Health and Safety statement

Teaching Guidance for 14-16 16-19 PRACTICAL PHYISCS

Health and safety in school and college science affects all concerned: teachers and technicians, their employers, students, their parents or guardians, as well as authors and publishers. These guidelines refer to procedures in the United Kingdom. If you are working in another country you may need to make alternative provision.

See the health and safety notes in each experiment. This is general guidance.

Health & safety checking

As part of the reviewing process, the experiments on this website have been checked for health and safety. In particular, we have attempted to ensure that:

  • all recognized hazards have been identified,
  • suitable precautions are suggested,
  • where possible, the procedures are in accordance with commonly adopted model (general) risk assessments,
  • where model (general) risk assessments are not available, we have done our best to judge the procedures to be satisfactory and of an equivalent standard.


It is assumed that:

  • the practical work is carried out or supervised by a qualified science teacher with adequate knowledge of physics and the equipment used,
  • practical work is conducted in a properly equipped and maintained laboratory,
  • rules for student behaviour are strictly enforced,
  • equipment is regularly inspected and properly maintained,
  • with appropriate records are kept,
  • care is taken with normal laboratory operations such as heating substances and handling heavy objects,
  • good laboratory practice is observed,
  • eye protection is worn whenever risk assessments require it,
  • hand-washing facilities are readily available in the laboratory.

Teachers' and their employers' responsibilities

Under the Health and Safety at Work Act and related Regulations, UK employers are responsible for making a risk assessment before hazardous procedures are undertaken or hazardous materials are used. Teachers are required to co-operate with their employers by complying with such risk assessments. However, teachers should be aware that mistakes can be made and, in any case, different employers adopt different standards.

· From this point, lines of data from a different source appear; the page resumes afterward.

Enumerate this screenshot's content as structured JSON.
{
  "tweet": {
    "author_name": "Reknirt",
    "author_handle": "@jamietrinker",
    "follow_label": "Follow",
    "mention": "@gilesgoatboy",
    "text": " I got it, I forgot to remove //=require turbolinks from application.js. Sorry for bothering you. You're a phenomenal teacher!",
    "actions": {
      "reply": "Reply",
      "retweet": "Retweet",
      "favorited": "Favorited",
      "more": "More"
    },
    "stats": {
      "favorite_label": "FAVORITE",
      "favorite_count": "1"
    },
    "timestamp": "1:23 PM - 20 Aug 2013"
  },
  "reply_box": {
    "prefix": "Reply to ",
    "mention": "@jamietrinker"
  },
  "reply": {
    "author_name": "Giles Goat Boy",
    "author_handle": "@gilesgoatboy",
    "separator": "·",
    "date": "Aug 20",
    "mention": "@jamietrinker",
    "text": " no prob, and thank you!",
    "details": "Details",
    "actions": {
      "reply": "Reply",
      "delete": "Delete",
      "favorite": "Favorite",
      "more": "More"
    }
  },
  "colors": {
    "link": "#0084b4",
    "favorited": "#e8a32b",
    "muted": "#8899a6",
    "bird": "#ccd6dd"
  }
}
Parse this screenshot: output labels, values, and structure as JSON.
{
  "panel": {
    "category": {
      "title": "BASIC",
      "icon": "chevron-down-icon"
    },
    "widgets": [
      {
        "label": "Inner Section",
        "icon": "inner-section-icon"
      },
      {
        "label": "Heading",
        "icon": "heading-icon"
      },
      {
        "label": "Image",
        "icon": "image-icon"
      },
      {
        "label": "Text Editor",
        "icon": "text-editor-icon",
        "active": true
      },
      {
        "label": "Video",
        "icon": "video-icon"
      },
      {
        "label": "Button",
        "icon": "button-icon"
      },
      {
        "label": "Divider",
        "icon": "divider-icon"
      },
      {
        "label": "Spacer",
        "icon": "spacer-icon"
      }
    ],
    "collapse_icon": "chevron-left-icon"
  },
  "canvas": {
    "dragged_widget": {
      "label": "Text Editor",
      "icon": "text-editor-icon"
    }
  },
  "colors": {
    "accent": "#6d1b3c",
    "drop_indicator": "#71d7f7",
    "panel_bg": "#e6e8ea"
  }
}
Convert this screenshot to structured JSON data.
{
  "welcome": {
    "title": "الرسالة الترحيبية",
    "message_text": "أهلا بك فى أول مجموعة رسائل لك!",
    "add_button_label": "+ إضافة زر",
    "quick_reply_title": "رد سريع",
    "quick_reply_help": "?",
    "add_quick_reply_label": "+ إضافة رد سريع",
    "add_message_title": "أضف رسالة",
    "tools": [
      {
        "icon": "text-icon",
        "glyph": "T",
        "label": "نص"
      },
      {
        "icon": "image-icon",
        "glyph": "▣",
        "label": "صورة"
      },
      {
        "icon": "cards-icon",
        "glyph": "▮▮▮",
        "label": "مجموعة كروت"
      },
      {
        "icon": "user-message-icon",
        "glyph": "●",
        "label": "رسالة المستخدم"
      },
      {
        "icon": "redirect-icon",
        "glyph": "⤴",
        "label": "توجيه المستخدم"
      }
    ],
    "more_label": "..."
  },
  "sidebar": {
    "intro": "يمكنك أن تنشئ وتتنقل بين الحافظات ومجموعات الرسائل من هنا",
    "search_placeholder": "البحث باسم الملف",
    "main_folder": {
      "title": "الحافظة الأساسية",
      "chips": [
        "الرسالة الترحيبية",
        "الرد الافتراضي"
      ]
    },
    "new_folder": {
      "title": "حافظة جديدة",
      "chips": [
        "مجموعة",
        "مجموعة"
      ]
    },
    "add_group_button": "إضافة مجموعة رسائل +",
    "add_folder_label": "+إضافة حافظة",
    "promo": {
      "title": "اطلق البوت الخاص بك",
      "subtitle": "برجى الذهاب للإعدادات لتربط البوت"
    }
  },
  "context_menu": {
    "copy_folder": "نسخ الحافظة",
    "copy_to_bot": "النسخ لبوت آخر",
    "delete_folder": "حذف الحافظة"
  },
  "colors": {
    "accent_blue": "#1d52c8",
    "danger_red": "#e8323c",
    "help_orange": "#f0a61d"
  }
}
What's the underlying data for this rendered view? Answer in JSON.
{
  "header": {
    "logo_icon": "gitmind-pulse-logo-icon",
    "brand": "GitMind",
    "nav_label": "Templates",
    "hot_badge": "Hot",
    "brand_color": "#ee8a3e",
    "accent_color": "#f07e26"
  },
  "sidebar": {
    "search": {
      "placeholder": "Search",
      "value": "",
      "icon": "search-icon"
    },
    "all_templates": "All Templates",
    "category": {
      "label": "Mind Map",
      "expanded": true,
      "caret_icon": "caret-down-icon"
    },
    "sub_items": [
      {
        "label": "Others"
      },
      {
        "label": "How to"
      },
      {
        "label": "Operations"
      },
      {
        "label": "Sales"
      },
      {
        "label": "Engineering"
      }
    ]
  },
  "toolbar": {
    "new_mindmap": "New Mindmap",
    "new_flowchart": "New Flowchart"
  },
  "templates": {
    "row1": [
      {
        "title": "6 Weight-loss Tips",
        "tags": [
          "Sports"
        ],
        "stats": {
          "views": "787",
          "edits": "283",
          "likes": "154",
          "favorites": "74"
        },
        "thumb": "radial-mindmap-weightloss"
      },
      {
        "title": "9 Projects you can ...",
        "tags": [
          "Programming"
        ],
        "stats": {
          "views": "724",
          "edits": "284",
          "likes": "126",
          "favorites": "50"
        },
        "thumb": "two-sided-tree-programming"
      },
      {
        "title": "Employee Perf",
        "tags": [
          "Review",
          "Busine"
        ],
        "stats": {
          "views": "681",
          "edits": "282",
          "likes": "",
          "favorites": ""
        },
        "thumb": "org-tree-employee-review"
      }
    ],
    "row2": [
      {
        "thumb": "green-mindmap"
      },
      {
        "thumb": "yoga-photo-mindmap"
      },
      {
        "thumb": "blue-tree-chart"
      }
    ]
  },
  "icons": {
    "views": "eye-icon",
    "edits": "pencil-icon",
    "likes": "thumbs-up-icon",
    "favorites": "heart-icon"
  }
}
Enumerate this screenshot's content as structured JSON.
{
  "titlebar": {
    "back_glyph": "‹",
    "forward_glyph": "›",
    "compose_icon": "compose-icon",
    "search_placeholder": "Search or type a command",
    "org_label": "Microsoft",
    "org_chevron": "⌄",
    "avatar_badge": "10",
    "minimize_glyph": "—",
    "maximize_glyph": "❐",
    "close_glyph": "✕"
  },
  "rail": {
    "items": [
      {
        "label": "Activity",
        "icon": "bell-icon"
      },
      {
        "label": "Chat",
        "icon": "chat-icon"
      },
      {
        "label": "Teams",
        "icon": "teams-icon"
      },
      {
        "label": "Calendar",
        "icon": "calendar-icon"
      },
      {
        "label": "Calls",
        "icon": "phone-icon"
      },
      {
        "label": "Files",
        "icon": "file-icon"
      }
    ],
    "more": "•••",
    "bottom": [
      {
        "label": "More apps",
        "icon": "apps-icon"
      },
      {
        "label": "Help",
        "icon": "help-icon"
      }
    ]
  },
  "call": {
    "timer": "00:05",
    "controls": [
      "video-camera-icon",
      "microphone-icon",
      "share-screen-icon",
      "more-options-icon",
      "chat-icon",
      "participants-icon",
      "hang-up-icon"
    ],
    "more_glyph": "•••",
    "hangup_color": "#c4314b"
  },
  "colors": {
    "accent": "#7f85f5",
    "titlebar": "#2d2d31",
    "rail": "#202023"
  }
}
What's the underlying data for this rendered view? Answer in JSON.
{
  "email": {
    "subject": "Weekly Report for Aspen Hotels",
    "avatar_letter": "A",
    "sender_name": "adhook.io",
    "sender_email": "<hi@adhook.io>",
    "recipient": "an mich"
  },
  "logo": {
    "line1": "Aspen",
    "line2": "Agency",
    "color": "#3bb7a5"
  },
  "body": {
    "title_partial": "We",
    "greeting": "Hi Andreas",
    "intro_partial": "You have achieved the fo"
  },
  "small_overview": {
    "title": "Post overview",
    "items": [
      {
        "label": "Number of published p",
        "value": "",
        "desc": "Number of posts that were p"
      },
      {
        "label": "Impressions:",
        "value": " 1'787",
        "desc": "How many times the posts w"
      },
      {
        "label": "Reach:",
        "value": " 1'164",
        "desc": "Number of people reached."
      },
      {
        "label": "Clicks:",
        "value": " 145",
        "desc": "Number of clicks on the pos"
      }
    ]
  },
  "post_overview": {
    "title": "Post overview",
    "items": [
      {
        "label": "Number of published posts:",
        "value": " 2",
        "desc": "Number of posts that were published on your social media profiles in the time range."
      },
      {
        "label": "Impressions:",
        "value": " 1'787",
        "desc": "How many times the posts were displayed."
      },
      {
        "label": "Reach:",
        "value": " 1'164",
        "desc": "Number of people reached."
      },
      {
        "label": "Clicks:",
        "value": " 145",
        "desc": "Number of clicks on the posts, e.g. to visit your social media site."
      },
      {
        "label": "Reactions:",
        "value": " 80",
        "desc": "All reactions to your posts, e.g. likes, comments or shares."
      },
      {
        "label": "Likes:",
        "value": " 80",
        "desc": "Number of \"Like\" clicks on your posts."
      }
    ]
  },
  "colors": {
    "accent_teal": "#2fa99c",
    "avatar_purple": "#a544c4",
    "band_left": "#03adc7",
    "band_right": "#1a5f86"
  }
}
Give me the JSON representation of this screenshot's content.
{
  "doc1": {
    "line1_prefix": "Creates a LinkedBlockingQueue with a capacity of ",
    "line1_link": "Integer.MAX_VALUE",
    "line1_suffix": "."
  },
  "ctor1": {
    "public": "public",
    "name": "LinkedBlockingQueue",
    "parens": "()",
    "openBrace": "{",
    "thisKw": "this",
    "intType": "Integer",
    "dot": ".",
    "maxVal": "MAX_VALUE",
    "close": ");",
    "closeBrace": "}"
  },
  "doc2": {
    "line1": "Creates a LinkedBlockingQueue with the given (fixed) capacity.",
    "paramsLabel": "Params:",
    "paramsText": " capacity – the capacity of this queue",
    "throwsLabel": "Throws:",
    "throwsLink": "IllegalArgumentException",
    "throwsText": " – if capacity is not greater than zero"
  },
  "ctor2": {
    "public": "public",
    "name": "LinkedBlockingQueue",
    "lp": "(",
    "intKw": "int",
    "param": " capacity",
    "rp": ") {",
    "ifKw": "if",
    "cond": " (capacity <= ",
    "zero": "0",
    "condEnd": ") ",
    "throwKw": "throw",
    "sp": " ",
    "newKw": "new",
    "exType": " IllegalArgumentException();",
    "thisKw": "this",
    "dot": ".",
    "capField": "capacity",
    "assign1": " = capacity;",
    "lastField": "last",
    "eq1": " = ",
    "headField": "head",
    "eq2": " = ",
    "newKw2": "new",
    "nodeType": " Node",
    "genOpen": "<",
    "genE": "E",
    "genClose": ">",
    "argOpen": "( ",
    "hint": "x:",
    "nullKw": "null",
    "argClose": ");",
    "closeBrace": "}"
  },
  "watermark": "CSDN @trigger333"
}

Therefore, before carrying out any practical activity, teachers should always check that what they are proposing is compatible with their employer’s risk assessments and does not need modification for their particular circumstances. Any rules or restrictions issued by the employer must always be followed, whatever is recommended here. However, far less is banned by employers than is commonly supposed. Be aware that some activities, such as the use of radioactive material, have particular regulations that must be followed.

Reference material

Model (general) risk assessments have been taken from, or are compatible with:


  • ASE Safeguards in the school laboratory 11th edition 2006
  • ASE Topics in Safety 3rd edition, 2001
  • ASE Safety reprints, 2006 or later


Clearly, you must follow whatever procedures for risk assessment your employers have laid down. As far as we know, almost all the practical work and demonstrations on this website are covered by the model (general) risk assessments detailed in the above publications, and so, in most schools and colleges, you will not need to take further action, other than to consider whether any customisation is necessary for the particular circumstances of your school or class.

Special risk assessments

Only you can know when your school or college needs a special risk assessment. But thereafter, the responsibility for taking all the steps demanded by the regulations lies with your employer.

External websites

The Institute of Physics are not responsible for the content of external websites which may be linked from this website's pages.